A star algorithm: using Heuristic value to act as Tie-breaker where nodes have identical F-values

Question

Background: I am currently working on an 8-puzzle implementation of the original A Star algorithm and comparing this with a slightly modified algorithm which intends to improve node expansion (using additional information, ofcourse A Star in an equally informed unidirectional search has been proven optimal). The Open List of nodes are currently ordered by their F values (G-Cost+ H-Cost).

So in implementing this in Java I have set up a comparator which orders the List by their F-Values in ascending order.

       @Override
    public int compare(PNode o1, PNode o2) {
        return Integer.compare(o1.costF, o2.costF);
    }

Question: My question is whether:

1. Is it permitted under A-star to implement a further Tie-breaker in A-Star using the Heuristic cost (H-Value) to break any deadlock with the F-Value among many nodes (where nodes exist with the same F-value in the Open List they will be ordered by the Heuristic value (H-Cost) in ascending order instead). The reason I am confused about this as the actual A star algorithm pseudocode only sorts the Open List by the F value.

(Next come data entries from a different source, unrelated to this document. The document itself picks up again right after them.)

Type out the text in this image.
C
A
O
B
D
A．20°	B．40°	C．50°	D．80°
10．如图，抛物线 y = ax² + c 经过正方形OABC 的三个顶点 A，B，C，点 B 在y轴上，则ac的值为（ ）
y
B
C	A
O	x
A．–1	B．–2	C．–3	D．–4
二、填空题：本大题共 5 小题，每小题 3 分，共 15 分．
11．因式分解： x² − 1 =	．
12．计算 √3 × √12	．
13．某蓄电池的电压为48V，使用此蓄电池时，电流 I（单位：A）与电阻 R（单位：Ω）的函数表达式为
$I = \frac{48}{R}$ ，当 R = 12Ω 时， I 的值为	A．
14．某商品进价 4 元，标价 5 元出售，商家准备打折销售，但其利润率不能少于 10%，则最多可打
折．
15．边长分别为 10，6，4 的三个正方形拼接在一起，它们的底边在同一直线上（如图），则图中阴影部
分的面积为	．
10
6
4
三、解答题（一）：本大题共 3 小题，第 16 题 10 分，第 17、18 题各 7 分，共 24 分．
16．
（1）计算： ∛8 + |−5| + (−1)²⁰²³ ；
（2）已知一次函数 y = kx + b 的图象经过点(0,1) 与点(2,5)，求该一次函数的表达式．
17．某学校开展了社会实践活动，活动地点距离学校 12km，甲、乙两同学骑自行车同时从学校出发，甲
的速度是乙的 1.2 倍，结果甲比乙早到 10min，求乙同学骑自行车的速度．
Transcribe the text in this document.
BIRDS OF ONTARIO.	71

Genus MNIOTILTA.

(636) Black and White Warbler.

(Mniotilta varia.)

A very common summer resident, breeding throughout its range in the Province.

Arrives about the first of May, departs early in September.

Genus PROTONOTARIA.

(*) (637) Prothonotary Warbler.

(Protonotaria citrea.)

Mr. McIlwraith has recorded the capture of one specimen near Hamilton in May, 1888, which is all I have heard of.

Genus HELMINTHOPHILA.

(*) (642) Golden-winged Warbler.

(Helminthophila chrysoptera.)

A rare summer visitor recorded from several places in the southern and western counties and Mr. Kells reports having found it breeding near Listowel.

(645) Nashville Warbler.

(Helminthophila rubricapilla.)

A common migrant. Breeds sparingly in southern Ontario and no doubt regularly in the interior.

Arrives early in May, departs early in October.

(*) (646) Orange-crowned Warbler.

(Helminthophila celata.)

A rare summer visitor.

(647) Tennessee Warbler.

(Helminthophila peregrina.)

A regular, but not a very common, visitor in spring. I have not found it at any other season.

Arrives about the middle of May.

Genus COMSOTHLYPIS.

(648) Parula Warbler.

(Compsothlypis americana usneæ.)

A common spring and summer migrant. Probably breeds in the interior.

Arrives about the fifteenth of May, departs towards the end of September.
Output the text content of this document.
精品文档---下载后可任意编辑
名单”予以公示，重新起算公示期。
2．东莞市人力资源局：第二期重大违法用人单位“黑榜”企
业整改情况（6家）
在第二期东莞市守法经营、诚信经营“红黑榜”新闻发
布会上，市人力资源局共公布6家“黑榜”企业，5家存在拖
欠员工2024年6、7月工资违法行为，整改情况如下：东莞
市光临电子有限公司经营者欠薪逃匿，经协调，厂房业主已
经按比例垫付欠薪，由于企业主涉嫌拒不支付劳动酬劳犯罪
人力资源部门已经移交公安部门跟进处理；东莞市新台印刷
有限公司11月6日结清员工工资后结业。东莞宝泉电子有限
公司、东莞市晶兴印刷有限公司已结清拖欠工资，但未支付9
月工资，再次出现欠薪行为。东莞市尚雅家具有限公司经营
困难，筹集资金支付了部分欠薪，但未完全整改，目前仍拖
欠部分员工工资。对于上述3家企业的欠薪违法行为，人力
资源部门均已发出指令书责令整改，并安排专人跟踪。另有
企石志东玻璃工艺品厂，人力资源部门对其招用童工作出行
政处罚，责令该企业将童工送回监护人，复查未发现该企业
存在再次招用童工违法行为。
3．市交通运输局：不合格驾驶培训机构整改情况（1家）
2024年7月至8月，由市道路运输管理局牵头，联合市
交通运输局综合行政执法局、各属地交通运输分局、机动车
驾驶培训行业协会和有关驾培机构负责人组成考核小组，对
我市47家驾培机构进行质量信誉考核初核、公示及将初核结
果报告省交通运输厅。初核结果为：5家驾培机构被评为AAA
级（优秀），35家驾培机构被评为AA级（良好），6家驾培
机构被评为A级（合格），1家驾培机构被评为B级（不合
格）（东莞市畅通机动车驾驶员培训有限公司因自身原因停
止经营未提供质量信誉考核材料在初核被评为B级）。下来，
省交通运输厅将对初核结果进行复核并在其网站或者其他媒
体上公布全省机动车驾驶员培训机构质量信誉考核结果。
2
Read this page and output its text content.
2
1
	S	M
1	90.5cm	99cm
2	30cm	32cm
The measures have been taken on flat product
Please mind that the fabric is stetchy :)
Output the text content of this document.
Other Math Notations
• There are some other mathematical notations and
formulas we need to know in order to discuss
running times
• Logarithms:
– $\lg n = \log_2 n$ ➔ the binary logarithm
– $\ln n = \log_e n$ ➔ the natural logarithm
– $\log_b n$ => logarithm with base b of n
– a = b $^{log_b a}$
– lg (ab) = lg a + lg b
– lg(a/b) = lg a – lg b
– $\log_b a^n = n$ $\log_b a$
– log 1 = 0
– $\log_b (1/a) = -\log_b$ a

Extending the same code above, the implementation will be:

        @Override
    public int compare(PNode o1, PNode o2) {
        if (o1.costF == o2.costF) {
            return Integer.compare(o1.costH, o2.costH);
        }
        return Integer.compare(o1.costF, o2.costF);
    }

2. If this is permitted, are there any reasons why I should be wary of doing this? Logically I appreciate that ordering the Open List will be more costly. But from my experiments the difference do not seem significant enough to prevent me from using this.

Thanks so much everyone~

Answer 1

Yes it is allowed, pretty much for the reasons stated in mcdowella's answer.

However, I'd like to add that it is often actually a very good idea, and much more beneficial than implied in that answer. This kind of tie-breaker can result in much more significant gains in performance than only finding the goal slightly earlier. See, for example, this page, which visualizes how A* still explores a rather massive area without the tie-breaker, and only a very narrow band along the optimal path with the tie-breaker.

Intuitively, you can understand that it is so effective by thinking of the different levels of "reliability" of G costs versus H costs. G costs are very reliable, they are ground truth, they are precisely the cost you have really already had to pay to reach a node. H costs are much less reliable, they are heuristics, they can be wildly wrong. By implementing the tie-breaker you propose, you are essentially saying "whenever two nodes have the same value for F = G + H, I prefer those with greater G and smaller H over those with smaller G and greater H". This is wise because, when the more reliable G component of F dominates the less reliable H component, F itself will also be more reliable.

Another major advantage is, as described on the page I linked to, that this tie-breaker can avoid exploring large portions of lots of different paths that are all equal and all optimal.